# Need Vectorworks of Proscenium Space



## TupeloTechie (Jan 17, 2009)

I am playing around with vectorworks trying to learn some things and I am not in the position to draw out a theatre right now. I am asking if anybody has the vectorworks compatible plans for a medium sized proscenium space that they could please share with me. Also any pictures of what this space looks like in real life would be very helpful. Thanks!


----------



## Footer (Jan 17, 2009)

2d or 3d?


----------



## museav (Jan 17, 2009)

Just make sure that it is not copyrighted material. I know that for many of my projects the Owner maintains rights to use any drawings to support the systems and facility, but not necessarily for other use.

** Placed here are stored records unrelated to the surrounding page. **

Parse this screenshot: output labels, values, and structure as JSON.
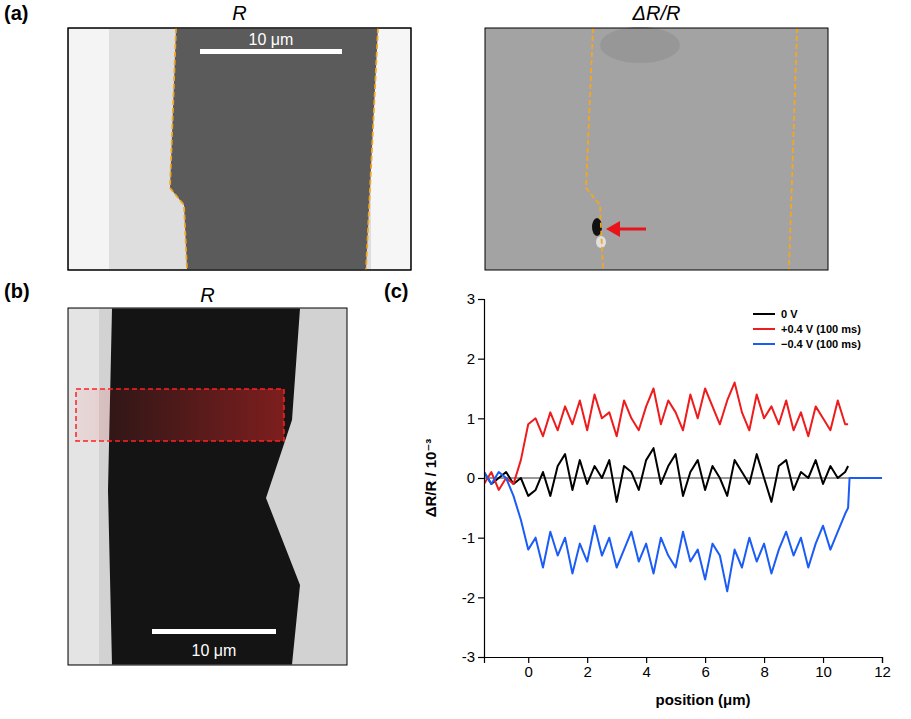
{
  "figure": {
    "panels": [
      {
        "label": "(a)",
        "images": [
          {
            "title": "R",
            "scale_bar": "10 μm"
          },
          {
            "title": "ΔR/R"
          }
        ]
      },
      {
        "label": "(b)",
        "images": [
          {
            "title": "R",
            "scale_bar": "10 μm"
          }
        ]
      },
      {
        "label": "(c)"
      }
    ]
  },
  "chart_data": {
    "type": "line",
    "x_label": "position (μm)",
    "y_label": "ΔR/R / 10⁻³",
    "x": [
      -1.5,
      -1.25,
      -1,
      -0.75,
      -0.5,
      -0.25,
      0,
      0.25,
      0.5,
      0.75,
      1,
      1.25,
      1.5,
      1.75,
      2,
      2.25,
      2.5,
      2.75,
      3,
      3.25,
      3.5,
      3.75,
      4,
      4.25,
      4.5,
      4.75,
      5,
      5.25,
      5.5,
      5.75,
      6,
      6.25,
      6.5,
      6.75,
      7,
      7.25,
      7.5,
      7.75,
      8,
      8.25,
      8.5,
      8.75,
      9,
      9.25,
      9.5,
      9.75,
      10,
      10.25,
      10.5,
      10.75,
      10.85,
      10.9,
      12
    ],
    "series": [
      {
        "name": "0 V",
        "color": "#000000",
        "values": [
          0.1,
          -0.1,
          0.0,
          0.1,
          -0.1,
          0.0,
          -0.3,
          -0.2,
          0.1,
          -0.3,
          0.2,
          0.4,
          -0.2,
          0.3,
          -0.1,
          0.2,
          0.0,
          0.3,
          -0.4,
          0.2,
          0.1,
          -0.2,
          0.3,
          0.5,
          -0.1,
          0.2,
          0.4,
          -0.3,
          0.1,
          0.3,
          -0.2,
          0.2,
          0.0,
          -0.3,
          0.3,
          0.1,
          -0.1,
          0.4,
          0.0,
          -0.4,
          0.2,
          0.3,
          -0.2,
          0.1,
          0.0,
          0.3,
          -0.1,
          0.2,
          0.0,
          0.1,
          0.2,
          null,
          null
        ]
      },
      {
        "name": "+0.4 V (100 ms)",
        "color": "#ee1c1c",
        "values": [
          -0.1,
          0.1,
          -0.2,
          0.0,
          -0.1,
          0.3,
          0.9,
          1.0,
          0.7,
          1.1,
          0.8,
          1.2,
          0.9,
          1.3,
          0.8,
          1.4,
          1.0,
          1.1,
          0.7,
          1.3,
          1.0,
          0.8,
          1.2,
          1.5,
          0.9,
          1.3,
          1.1,
          0.8,
          1.4,
          1.0,
          1.5,
          1.2,
          0.9,
          1.3,
          1.6,
          1.1,
          0.8,
          1.4,
          1.0,
          1.2,
          0.9,
          1.3,
          0.8,
          1.1,
          0.7,
          1.2,
          1.0,
          0.8,
          1.3,
          0.9,
          0.9,
          null,
          null
        ]
      },
      {
        "name": "−0.4 V (100 ms)",
        "color": "#1a5cf5",
        "values": [
          0.1,
          -0.1,
          0.1,
          0.0,
          -0.3,
          -0.7,
          -1.2,
          -1.0,
          -1.5,
          -0.9,
          -1.3,
          -1.0,
          -1.6,
          -1.1,
          -1.4,
          -0.8,
          -1.3,
          -1.0,
          -1.5,
          -1.2,
          -0.9,
          -1.4,
          -1.1,
          -1.6,
          -1.0,
          -1.3,
          -1.5,
          -0.9,
          -1.4,
          -1.2,
          -1.7,
          -1.1,
          -1.3,
          -1.9,
          -1.2,
          -1.5,
          -1.0,
          -1.4,
          -1.1,
          -1.6,
          -1.2,
          -0.9,
          -1.3,
          -1.0,
          -1.5,
          -1.1,
          -0.8,
          -1.2,
          -0.9,
          -0.6,
          -0.5,
          0.0,
          0.0
        ]
      }
    ],
    "xlim": [
      -1.5,
      12
    ],
    "xticks": [
      0,
      2,
      4,
      6,
      8,
      10,
      12
    ],
    "ylim": [
      -3,
      3
    ],
    "yticks": [
      -3,
      -2,
      -1,
      0,
      1,
      2,
      3
    ],
    "grid": false,
    "legend": "upper right"
  }
}
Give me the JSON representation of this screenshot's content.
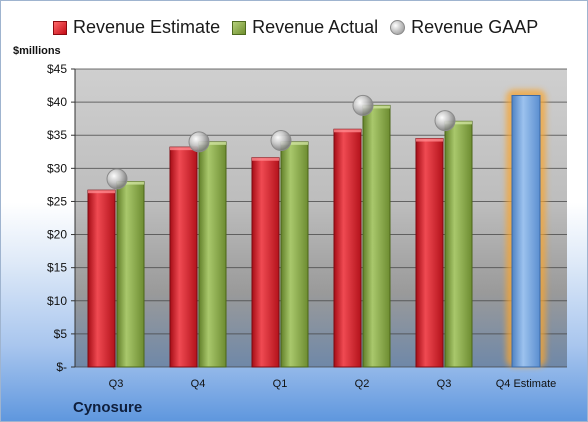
{
  "legend": {
    "estimate": "Revenue Estimate",
    "actual": "Revenue Actual",
    "gaap": "Revenue GAAP"
  },
  "unit_label": "$millions",
  "company": "Cynosure",
  "colors": {
    "estimate": "#d8232f",
    "actual": "#8fb04a",
    "gaap": "#bdbdbd",
    "future_estimate": "#6a9fd8",
    "highlight": "#f7a531"
  },
  "chart_data": {
    "type": "bar",
    "title": "",
    "xlabel": "",
    "ylabel": "$millions",
    "ylim": [
      0,
      45
    ],
    "yticks": [
      "$-",
      "$5",
      "$10",
      "$15",
      "$20",
      "$25",
      "$30",
      "$35",
      "$40",
      "$45"
    ],
    "ytick_values": [
      0,
      5,
      10,
      15,
      20,
      25,
      30,
      35,
      40,
      45
    ],
    "categories": [
      "Q3",
      "Q4",
      "Q1",
      "Q2",
      "Q3",
      "Q4 Estimate"
    ],
    "series": [
      {
        "name": "Revenue Estimate",
        "values": [
          26.7,
          33.2,
          31.6,
          35.9,
          34.5,
          null
        ]
      },
      {
        "name": "Revenue Actual",
        "values": [
          28.0,
          34.0,
          34.0,
          39.5,
          37.1,
          null
        ]
      },
      {
        "name": "Revenue GAAP",
        "values": [
          28.4,
          34.0,
          34.2,
          39.5,
          37.2,
          null
        ]
      }
    ],
    "future_estimate": {
      "category": "Q4 Estimate",
      "value": 41.0
    },
    "grid": true,
    "legend_position": "top"
  }
}
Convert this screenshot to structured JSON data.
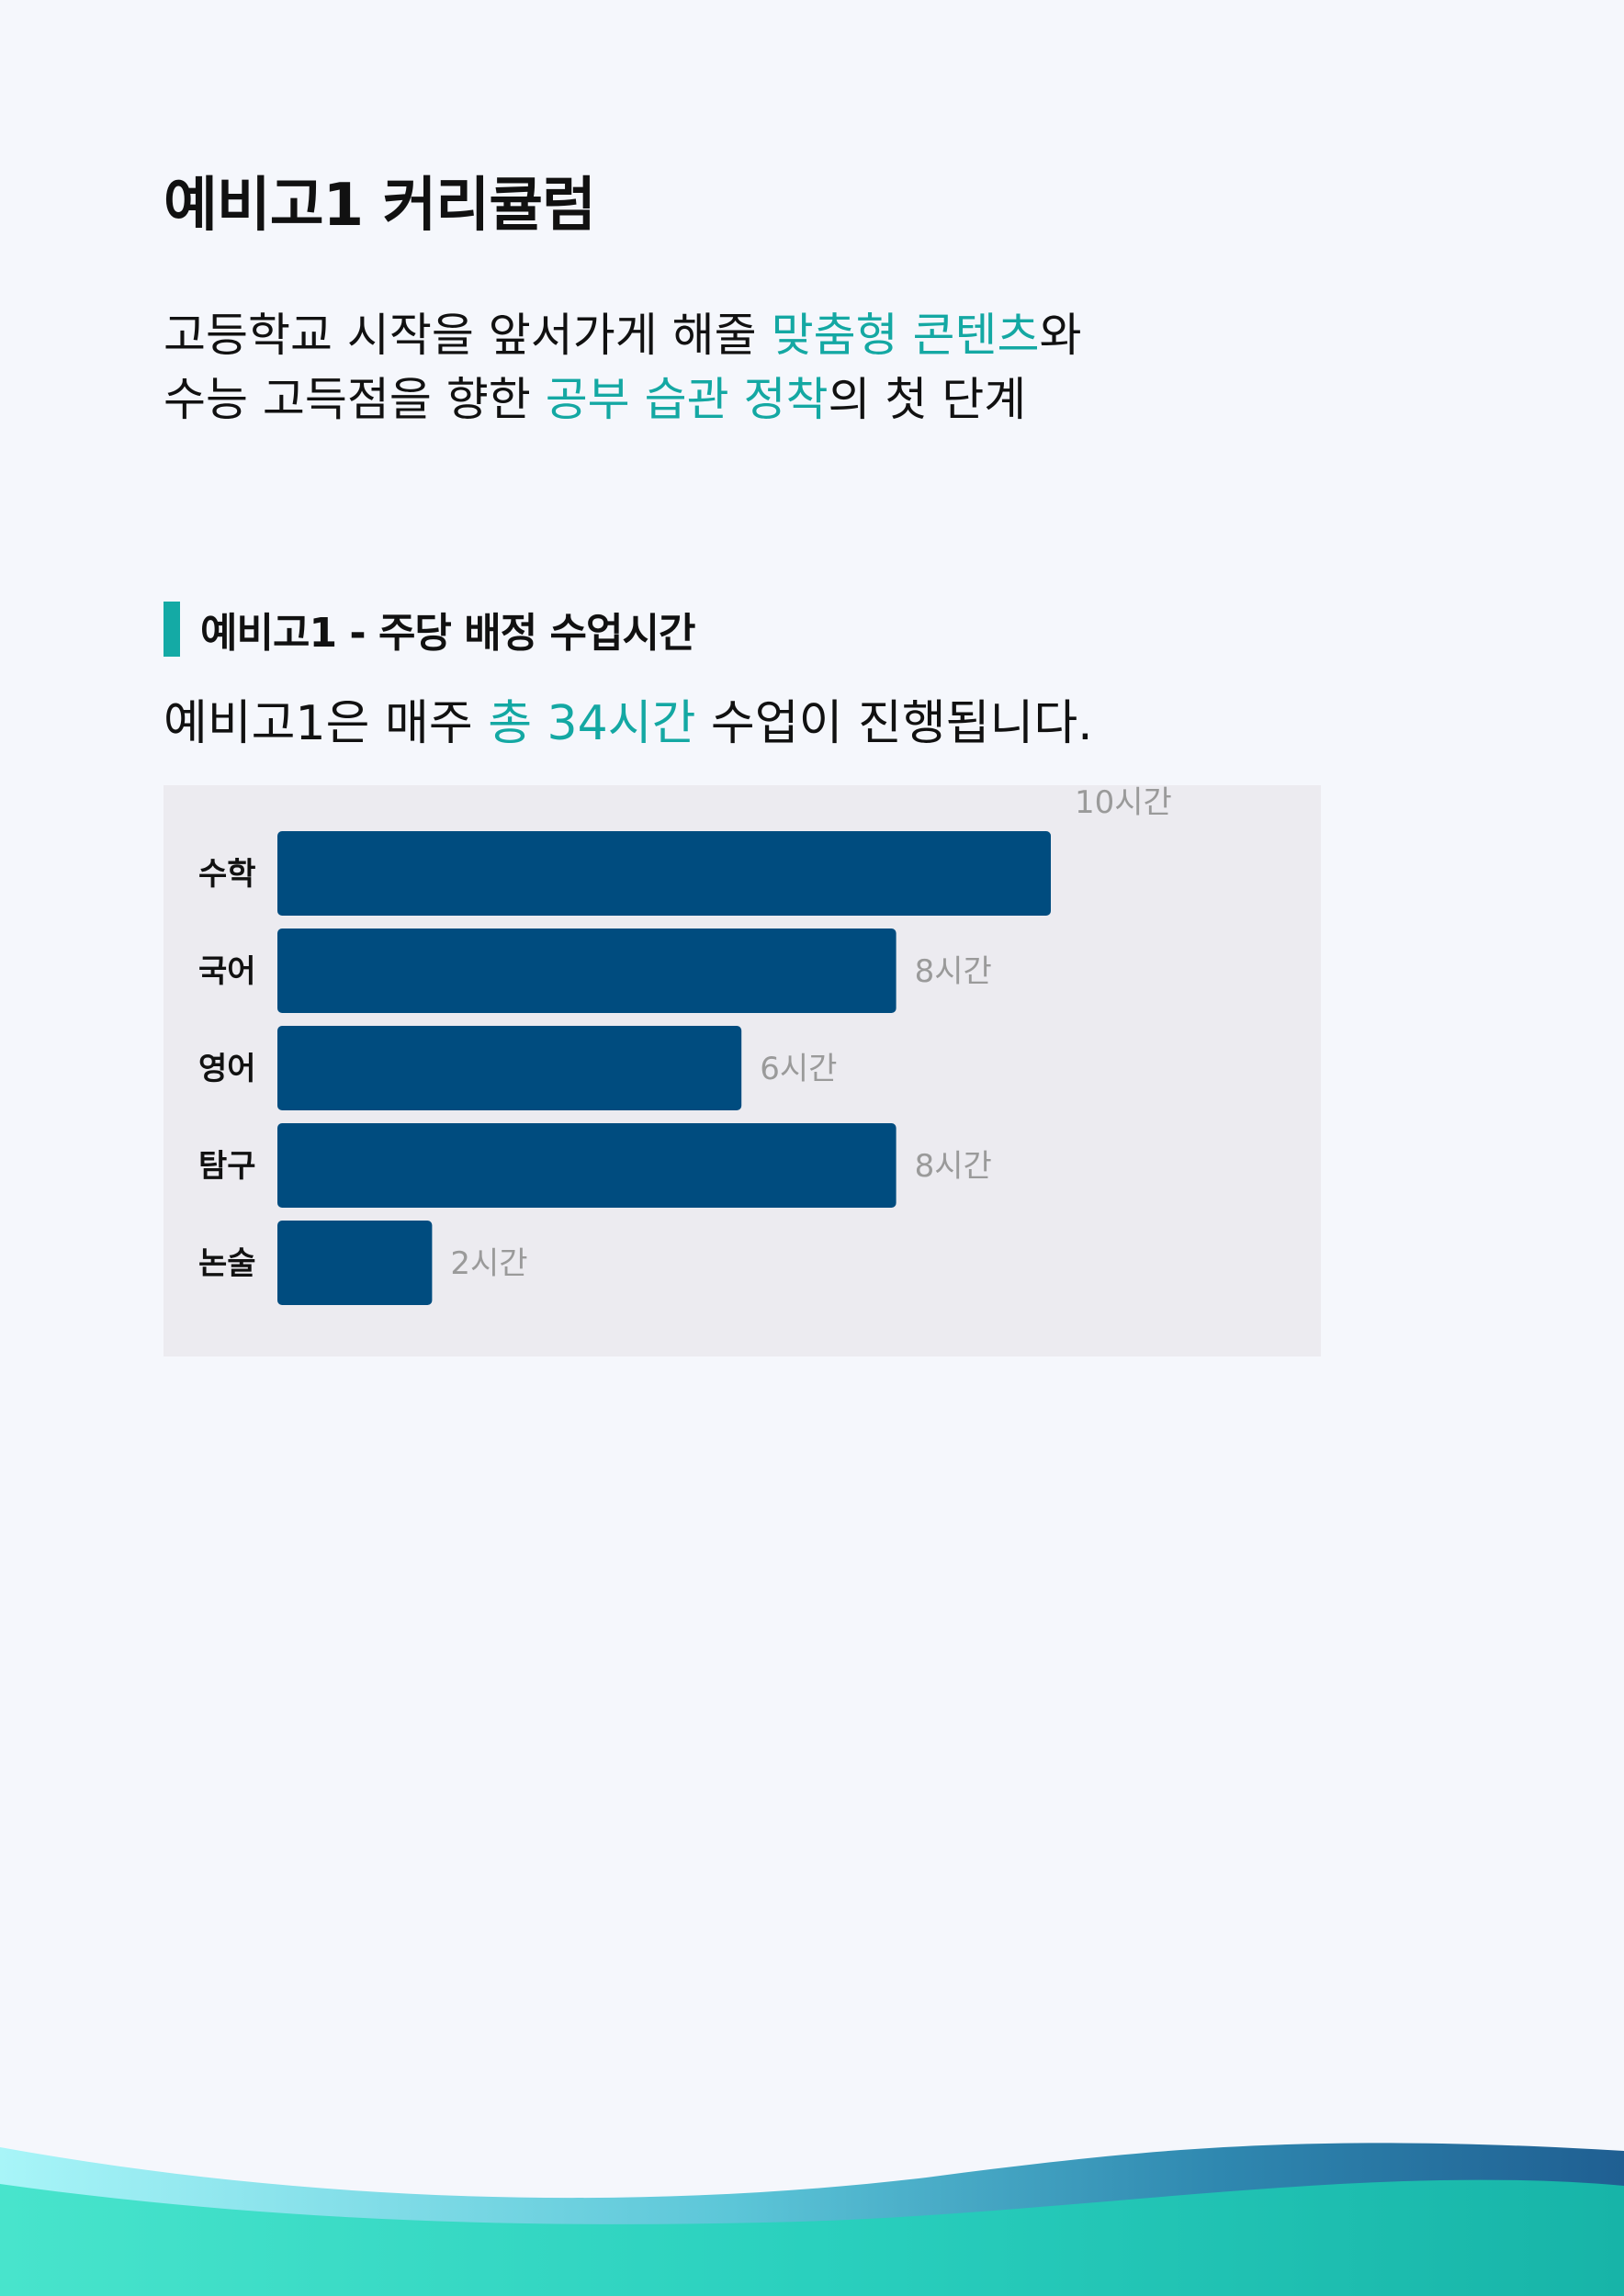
{
  "header": {
    "title": "예비고1 커리큘럼"
  },
  "intro": {
    "line1_a": "고등학교 시작을 앞서가게 해줄 ",
    "line1_hl": "맞춤형 콘텐츠",
    "line1_b": "와",
    "line2_a": "수능 고득점을 향한 ",
    "line2_hl": "공부 습관 정착",
    "line2_b": "의 첫 단계"
  },
  "section": {
    "heading": "예비고1 - 주당 배정 수업시간",
    "summary_a": "예비고1은 매주 ",
    "summary_hl": "총 34시간",
    "summary_b": " 수업이 진행됩니다."
  },
  "colors": {
    "accent": "#14a8a3",
    "bar": "#004c7f",
    "panel": "#ecebf0",
    "value_text": "#9a9a9a"
  },
  "chart_data": {
    "type": "bar",
    "orientation": "horizontal",
    "categories": [
      "수학",
      "국어",
      "영어",
      "탐구",
      "논술"
    ],
    "values": [
      10,
      8,
      6,
      8,
      2
    ],
    "value_labels": [
      "10시간",
      "8시간",
      "6시간",
      "8시간",
      "2시간"
    ],
    "title": "",
    "xlabel": "",
    "ylabel": "",
    "xlim": [
      0,
      10
    ],
    "grid": false,
    "legend": "none"
  }
}
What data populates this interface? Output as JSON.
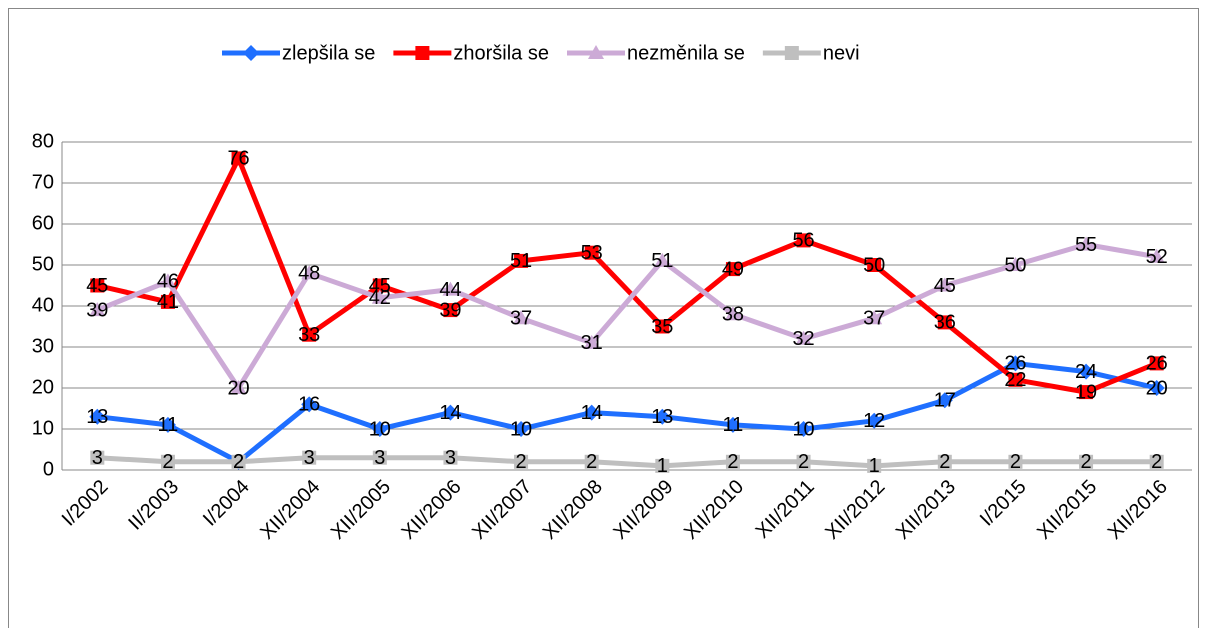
{
  "chart_data": {
    "type": "line",
    "categories": [
      "I/2002",
      "II/2003",
      "I/2004",
      "XII/2004",
      "XII/2005",
      "XII/2006",
      "XII/2007",
      "XII/2008",
      "XII/2009",
      "XII/2010",
      "XII/2011",
      "XII/2012",
      "XII/2013",
      "I/2015",
      "XII/2015",
      "XII/2016"
    ],
    "series": [
      {
        "name": "zlepšila se",
        "color": "#1f6fff",
        "marker": "diamond",
        "values": [
          13,
          11,
          2,
          16,
          10,
          14,
          10,
          14,
          13,
          11,
          10,
          12,
          17,
          26,
          24,
          20
        ]
      },
      {
        "name": "zhoršila se",
        "color": "#ff0000",
        "marker": "square",
        "values": [
          45,
          41,
          76,
          33,
          45,
          39,
          51,
          53,
          35,
          49,
          56,
          50,
          36,
          22,
          19,
          26
        ]
      },
      {
        "name": "nezměnila se",
        "color": "#ccaad6",
        "marker": "triangle",
        "values": [
          39,
          46,
          20,
          48,
          42,
          44,
          37,
          31,
          51,
          38,
          32,
          37,
          45,
          50,
          55,
          52
        ]
      },
      {
        "name": "nevi",
        "color": "#bfbfbf",
        "marker": "square",
        "values": [
          3,
          2,
          2,
          3,
          3,
          3,
          2,
          2,
          1,
          2,
          2,
          1,
          2,
          2,
          2,
          2
        ]
      }
    ],
    "ylim": [
      0,
      80
    ],
    "yticks": [
      0,
      10,
      20,
      30,
      40,
      50,
      60,
      70,
      80
    ],
    "grid": true,
    "legend": "top"
  }
}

After several situations where Architects were very touchy about this, I don't even provide architectural backgrounds to the Contractor on my projects, I either have them get them direct from the Architect or get permission for me to distribute them.


----------



## TupeloTechie (Jan 17, 2009)

I am wanting to play around with doing a plot and a section, so I assume I would need 3d to do the section? I just started using vectorworks.


----------



## SteveB (Jan 18, 2009)

TupeloTechie said:


> I am wanting to play around with doing a plot and a section, so I assume I would need 3d to do the section? I just started using vectorworks.



We have a VW 11 ground plan - non-3d, on our website available for download.

Brooklyn Center for the Performing Arts - Upper right on page - Tech, then Tech Downloads - Whitman Theater Ground Plan

SB


----------